Thats great news Dave and such a positive post too. jaxxx
hi I am new to this,
I have been taking solpadene nearly everyday between 2 & 4 times a day for the past 10 years:eek:
enough is enough i told myself last week and i took my last dose on wednesday morning sept 23rd. I'm going down the cold turkey route. It's become a habit and thats not good, i do get a pain in the right hand side of my stomach which has worried me but low and behold it has stopped since i discontnued use, maybe it was a sign to stop?

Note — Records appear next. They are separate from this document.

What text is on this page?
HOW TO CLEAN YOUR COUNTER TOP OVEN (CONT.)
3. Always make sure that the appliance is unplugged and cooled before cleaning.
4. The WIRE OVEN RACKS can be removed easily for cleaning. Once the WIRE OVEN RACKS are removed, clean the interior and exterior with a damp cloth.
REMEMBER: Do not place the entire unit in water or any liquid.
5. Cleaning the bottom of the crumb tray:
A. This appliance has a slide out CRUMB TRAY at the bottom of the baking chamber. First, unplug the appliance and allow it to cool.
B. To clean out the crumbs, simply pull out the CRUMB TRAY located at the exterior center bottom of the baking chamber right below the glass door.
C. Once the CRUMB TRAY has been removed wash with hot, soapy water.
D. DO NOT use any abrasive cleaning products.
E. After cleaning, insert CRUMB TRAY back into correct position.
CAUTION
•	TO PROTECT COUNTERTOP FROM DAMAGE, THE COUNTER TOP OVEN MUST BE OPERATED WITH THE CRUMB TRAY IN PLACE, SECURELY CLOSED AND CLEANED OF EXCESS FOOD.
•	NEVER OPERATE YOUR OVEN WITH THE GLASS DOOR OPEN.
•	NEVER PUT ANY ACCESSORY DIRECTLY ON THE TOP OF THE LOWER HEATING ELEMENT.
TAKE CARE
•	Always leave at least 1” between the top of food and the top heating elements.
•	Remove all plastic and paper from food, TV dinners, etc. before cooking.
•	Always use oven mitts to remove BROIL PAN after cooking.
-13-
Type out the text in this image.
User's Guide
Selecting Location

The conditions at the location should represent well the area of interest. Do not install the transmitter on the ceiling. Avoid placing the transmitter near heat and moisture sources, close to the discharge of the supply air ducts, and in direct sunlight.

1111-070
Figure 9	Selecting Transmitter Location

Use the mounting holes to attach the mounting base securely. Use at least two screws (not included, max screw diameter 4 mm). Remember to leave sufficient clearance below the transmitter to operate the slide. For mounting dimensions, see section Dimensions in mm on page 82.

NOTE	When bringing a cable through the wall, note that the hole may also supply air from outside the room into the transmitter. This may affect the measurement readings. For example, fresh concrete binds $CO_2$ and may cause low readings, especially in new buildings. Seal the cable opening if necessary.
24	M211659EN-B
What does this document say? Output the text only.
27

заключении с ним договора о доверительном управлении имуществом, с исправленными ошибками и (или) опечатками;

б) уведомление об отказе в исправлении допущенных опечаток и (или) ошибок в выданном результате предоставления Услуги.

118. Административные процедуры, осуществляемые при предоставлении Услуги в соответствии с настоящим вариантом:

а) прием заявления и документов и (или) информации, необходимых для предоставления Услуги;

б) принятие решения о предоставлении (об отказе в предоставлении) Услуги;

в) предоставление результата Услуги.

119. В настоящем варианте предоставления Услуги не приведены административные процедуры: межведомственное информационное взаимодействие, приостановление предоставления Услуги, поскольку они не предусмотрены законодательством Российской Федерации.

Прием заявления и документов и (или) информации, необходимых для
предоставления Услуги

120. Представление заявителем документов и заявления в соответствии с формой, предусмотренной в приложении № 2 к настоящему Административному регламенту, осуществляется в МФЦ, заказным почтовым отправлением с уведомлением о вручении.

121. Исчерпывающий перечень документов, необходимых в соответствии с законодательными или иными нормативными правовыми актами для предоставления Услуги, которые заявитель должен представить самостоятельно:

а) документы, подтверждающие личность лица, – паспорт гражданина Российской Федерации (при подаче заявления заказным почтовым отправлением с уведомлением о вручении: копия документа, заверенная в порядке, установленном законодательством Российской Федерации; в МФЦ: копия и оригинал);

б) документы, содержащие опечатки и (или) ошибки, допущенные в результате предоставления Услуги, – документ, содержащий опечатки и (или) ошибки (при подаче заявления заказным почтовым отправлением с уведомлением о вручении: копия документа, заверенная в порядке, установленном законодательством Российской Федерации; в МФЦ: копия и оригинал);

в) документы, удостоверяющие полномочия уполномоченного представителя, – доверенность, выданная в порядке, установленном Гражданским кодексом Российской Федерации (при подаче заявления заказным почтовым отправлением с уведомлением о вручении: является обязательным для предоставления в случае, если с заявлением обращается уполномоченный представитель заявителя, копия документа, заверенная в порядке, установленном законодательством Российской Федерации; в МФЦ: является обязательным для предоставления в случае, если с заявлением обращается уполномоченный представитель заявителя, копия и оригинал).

It's been quite hellish, last night i only got about 3-4 hours sleep as my legs were so restless and heavy. I fidgeted all night long and feel dreadful today. I do suffer from the odd migrane and have had one today the first since discontinuing use, i wanted to battle through without anything but feel terrible as i gave in and took 2 x panadol paracetemol from a work colleague, they haven't touched the migrane and i will battle through regardless now.
I just hope tonight is a better night, i am knackered!! how long do these side effects last for? it's been 5 days now and have felt quite flu' ey since stopping on wednesday all i'm sure part of the process.
But i am determined NO MORE SOLPADENE, enough is enough!